Você pretende fazer mais trabalhos inspirados, de alguma forma, no Brasil?
Tomara que sim. Sempre que viajo eu faço desenhos. Como meu cunhado vive em Ubatuba, sempre o visitamos quando podemos e sempre desenho algo. Mas, se fizermos o livro do mundial, será o mais brasileiro de todos que publiquei até agora.

Tem ideia de fazer um livro de viagem, algo na linha dos trabalhos do canadense Guy Delisle?
Sim. Já tenho um livro publicado que chama “Conejo de Viaje”, onde tem desenhos de viagens para Ubatuba, São Paulo, quando estive visitando familiares. Seria ótimo se esse livro saísse no Brasil, vou falar com meu editor.

O humor, principalmente na internet, passa por um momento delicado, no qual quase tudo acaba, de alguma forma, sendo visto como politicamente incorreto. Como você encara isso?
Para mim, é preciso saber com quem o humor está sendo feito e compartilhado. Não gosto do politicamente correto, mas também não gosto de ofender alguém fazendo humor. Se você faz piada de humor negro no funeral, parece que você não era muito amigo do morto, não respeita a viúva (risos), então, me soa como algo nesse sentido também. No futebol tem muito disso. Passamos um mês torturando os brasileiros com uma canção,  mas, se os brasileiros viessem para cá e passassem um mês cantando “Argentina decimé que de siente”, me aborreceria um porquinho (risos). Tem um folclore no futebol que uma torcida pode fazer piadas com as outras, mas fazer sentir mal, levar à violência, anula a alegria.

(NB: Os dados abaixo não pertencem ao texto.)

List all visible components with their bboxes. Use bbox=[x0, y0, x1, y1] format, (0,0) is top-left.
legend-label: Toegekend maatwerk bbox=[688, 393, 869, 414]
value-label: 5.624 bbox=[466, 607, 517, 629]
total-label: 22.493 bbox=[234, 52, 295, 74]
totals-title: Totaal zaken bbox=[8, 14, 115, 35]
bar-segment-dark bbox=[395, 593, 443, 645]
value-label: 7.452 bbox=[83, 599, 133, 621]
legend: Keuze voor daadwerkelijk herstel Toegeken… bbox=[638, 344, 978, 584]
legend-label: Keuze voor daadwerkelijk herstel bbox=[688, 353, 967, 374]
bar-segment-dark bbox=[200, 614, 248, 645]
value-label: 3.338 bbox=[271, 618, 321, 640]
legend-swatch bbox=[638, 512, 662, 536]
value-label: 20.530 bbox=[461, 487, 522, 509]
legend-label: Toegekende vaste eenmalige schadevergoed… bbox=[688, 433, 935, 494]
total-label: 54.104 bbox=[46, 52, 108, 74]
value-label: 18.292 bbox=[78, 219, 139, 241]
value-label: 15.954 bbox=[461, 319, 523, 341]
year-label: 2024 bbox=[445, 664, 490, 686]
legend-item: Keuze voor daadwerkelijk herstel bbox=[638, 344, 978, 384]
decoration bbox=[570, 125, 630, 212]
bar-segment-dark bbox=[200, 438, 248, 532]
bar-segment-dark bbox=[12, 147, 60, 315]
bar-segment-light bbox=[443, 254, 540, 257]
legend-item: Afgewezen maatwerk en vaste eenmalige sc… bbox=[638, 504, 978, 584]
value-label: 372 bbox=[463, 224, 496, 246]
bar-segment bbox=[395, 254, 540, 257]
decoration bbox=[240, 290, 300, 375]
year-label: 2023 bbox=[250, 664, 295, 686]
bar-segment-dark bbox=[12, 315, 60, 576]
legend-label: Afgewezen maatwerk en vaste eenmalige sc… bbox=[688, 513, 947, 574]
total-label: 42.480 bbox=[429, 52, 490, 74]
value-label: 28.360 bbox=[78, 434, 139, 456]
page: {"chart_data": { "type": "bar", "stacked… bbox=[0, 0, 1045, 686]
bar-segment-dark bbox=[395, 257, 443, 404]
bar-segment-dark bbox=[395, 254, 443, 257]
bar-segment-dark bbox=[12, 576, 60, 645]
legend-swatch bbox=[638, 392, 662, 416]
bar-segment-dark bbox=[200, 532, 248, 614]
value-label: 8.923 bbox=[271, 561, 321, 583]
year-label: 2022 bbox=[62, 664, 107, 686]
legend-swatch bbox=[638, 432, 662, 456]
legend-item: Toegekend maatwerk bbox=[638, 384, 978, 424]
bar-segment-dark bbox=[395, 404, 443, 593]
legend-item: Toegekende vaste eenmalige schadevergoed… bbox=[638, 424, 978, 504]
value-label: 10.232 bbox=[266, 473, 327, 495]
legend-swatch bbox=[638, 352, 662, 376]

Você viu as dancinhas dos alemães comemorando a Copa do Mundo? Elas o ofenderam?
Vi sim. Nós fomos ao Brasil e passamos todo o mês perguntando “Brasil decime que se siente, teniendo en casa a tu papa” e agora parece que os alemães nos responderam. Eles ganharam a Copa e nos deixaram sentido péssimos, me parece uma espécie de carma.

Por fim, em março você foi o autor da capa da New Yorker, uma das principais revistas do mundo. Como se sente em relação a isso?
Foi muito lindo, porque é algo célebre para os desenhistas. Por lá já passaram grandes nomes, como o Robert Crumb, então, ter esse espaço para desenhar é incrível. Ainda não acredito completamente que fiz aquilo, preciso sempre olhar de novo para ter certeza que publiquei aquela capa.
 

* As imagens que ilustram a entrevista foram cedidas gentilmente ao UOL pelo cartunista Liniers.